I cannot be sure of the antivenom’s efficacy because it is produced heterogeneously. After working in this field for a long time, I still meet people who think our problems here are easy. Wrong! They are incredibly complicated.


  1. Two more cases of recurrent eruptions following a single sting have appeared on the American South Atlantic coast. Both patients were female and had a linear, pruritic eruption (no pain) exactly where the earlier one was and where the sting occurred.

    Another 7-year-old female stung on the left foot in the Maldives on June 10, 2004. She developed a painful, edematous, inflamed local reaction. She received an ibuprofen derivative and topical anesthetic for three days. A second local eruption followed several days later.

    A South African male experienced a recurrent pruritic eruption on the foot where tentacle contact occurred.

    Dr. Melissa Strogatz reports a 6-year old Bermuda girl who developed a low fever and a recurrent thigh eruption at the site of a sting by a clear jellyfish in late August 2004. Her recurrent thigh lesion typically was only pruritic.

    We now add 1 male and 4 female patients with this disorder which corroborates the female prominence.

  2. A newspaper reporter in Asbury Park, NJ noted a lot of sychomedusans presumably Chrysaora or Cyanea this summer.

  3. The Chesapeake Bay has had a dearth of jellies for the third straight year-most unusual! Our water in August was clarified presumably by a mussel, Mytilopsis leucophaeata, which appeared in millions. The presence of this filter feeder plus a dimunition of phosphates from restriction of fertilizer has resulted in more sea grass and crabs. The water clarification could be due to removal of plankton including jellyfish larvae as well as detritus.

  4. We saw a case of transient (45 min) dysphonia in a male swimmer who went through a swarm of small Physalia off Ft. Lauderdale, Fla. last December. His mouth was stung, a small blue-black tentacle adhered to his shoulder and his tongue swelled.

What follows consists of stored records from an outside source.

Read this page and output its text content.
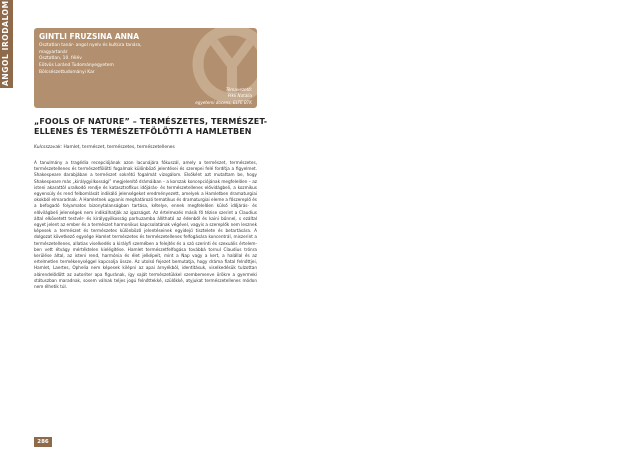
ANGOL IRODALOM	GINTLI FRUZSINA ANNA
Osztatlan tanár- angol nyelv és kultúra tanára,
magyartanár
Osztatlan, 10. félév
Eötvös Loránd Tudományegyetem
Bölcsészettudományi Kar
Témavezető:
Pikli Natália
egyetemi docens, ELTE BTK
„FOOLS OF NATURE” – TERMÉSZETES, TERMÉSZET-
ELLENES ÉS TERMÉSZETFÖLÖTTI A HAMLETBEN
Kulcsszavak: Hamlet, természet, természetes, természetellenes
A tanulmány a tragédia recepciójának azon lacunájára fókuszál, amely a természet, természetes, természetellenes és természetfölötti fogalmak különböző jelentései és szerepei felé fordítja a figyelmet. Shakespeare darabjában a természet sokrétű fogalmát vizsgálom. Elsőként azt mutattam be, hogy Shakespeare más „királygyilkossági” megjelenítő drámáiban – a korszak koncepciójának megfelelően – az isteni akarattól uralkodó rendje és katasztrofikus időjárás- és természetellenes elővidágbeli, a kozmikus egyensúly és rend felbomlását indikáló jelenségeket eredményezett, amelyek a Hamletben dramaturgiai okokból elmaradnak. A Hamletnek ugyanis meghatározó tematikus és dramaturgiai eleme a főszereplő és a befogadó folyamatos bizonytalanságban tartása, kételye, ennek megfelelően külső időjárás- és elővilágbeli jelenségek nem indikálhatják az igazságot. Az értelmezés másik fő tézise szerint a Claudius által elkövetett testvér- és királygyilkosság parhuzamba állítható az édenből és kaini bűnnel, s ezáltal egyet jelent az ember és a természet harmonikus kapcsolatának végével, vagyis a szereplők nem lesznek képesek a természet és természetes különböző jelentéseinek egyidejű tisztelete és betartására. A dolgozat következő egysége Hamlet természetes és természetellenes felfogására koncentrál, miszerint a természetellenes, allatias viselkedés a királyfi szemében a felejtés és a szó szerinti és szexuális értelemben vett étvágy mértéktelen kielégítése. Hamlet természetfelfogása továbbá tornul Claudius trónra kerülése által, az isteni rend, harmónia és élet jelképeit, mint a Nap vagy a kert, a halállal és az ertelmetlen termékenységgel kapcsolja össze. Az utolsó fejezet bemutatja, hogy dráma fiatal felnőttjei, Hamlet, Laertes, Ophelia nem képesek kilépni az apai árnyékból, identitásuk, viselkedésük tulzottan alárendelődött az autoriter apa figurának, így saját természetükkel szembemenve örökre a gyermeki státuszban maradnak, sosem válnak teljes jogú felnőttekké, szülőkké, atyjukat természetellenes módon nem élhetik túl.
286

  5. John Walker of Westmead, New South Wales, Australia says that schistosome dermatitis occurs off their rocky shores where the molluscum host is a pulmonatic limpet, Siphonarea dentculator. He also thinks that Seabathers’ eruption appears in coastal pools on the eastern beaches of Sydney. He sees the disorder in the winter and most, not all, lesions are covered by clothing. He plans to pursue the exact cause next year.

  6. Dr. Junaid Alam of Karachi writes that their beaches had had a multitude of Physalia stings. In May 2003, 60 stings per day; mid June to mid July = 250 daily; third week of July 90; last week of July 55 and 15 for early August. An oil spill later in 2003 resulted in a low population of medusae arriving in mid July 2004. They disappeared within a month. Quite a difference!

  7. A young male stung on the finger in British Columbia by Chrysaora developed headache and a horizontal double vision which persisted for several days. He thought he rubbed his eyes with a nematocyst laden finger.

  8. Another 35-year old male developed a conjunctival scarring, which resulted in occasional tearing lasting more than 15 years.

  9. A 6-year old girl developed persistent (over 3 years) telangiectasia over an arm and a shoulder-the site of tentacle contact at Myrtle Beach.

  10. There were multiple P. utriculus stings near Goukamma Beach, Knysona District, Union of South Africa, in mid February.

  11. Angel Yanagihara put on the Internet that “we have made significant progress in elucidating the composition and the mechanism of action of the Hawaiian box jellyfish (Carybdea alata) venom. We have isolated and partially characterized a novel hemolytic lectin like glycoprotein and discovered a venom component accelerating the appearance of acetylcholine receptors on developing cultured frog skeletal muscle cells.” Other factors in the venom include proteolytic and neurotoxic agents. Finally, she also has a rapid purification protocol specifically optimized for separation of one of several hemolytic compounds.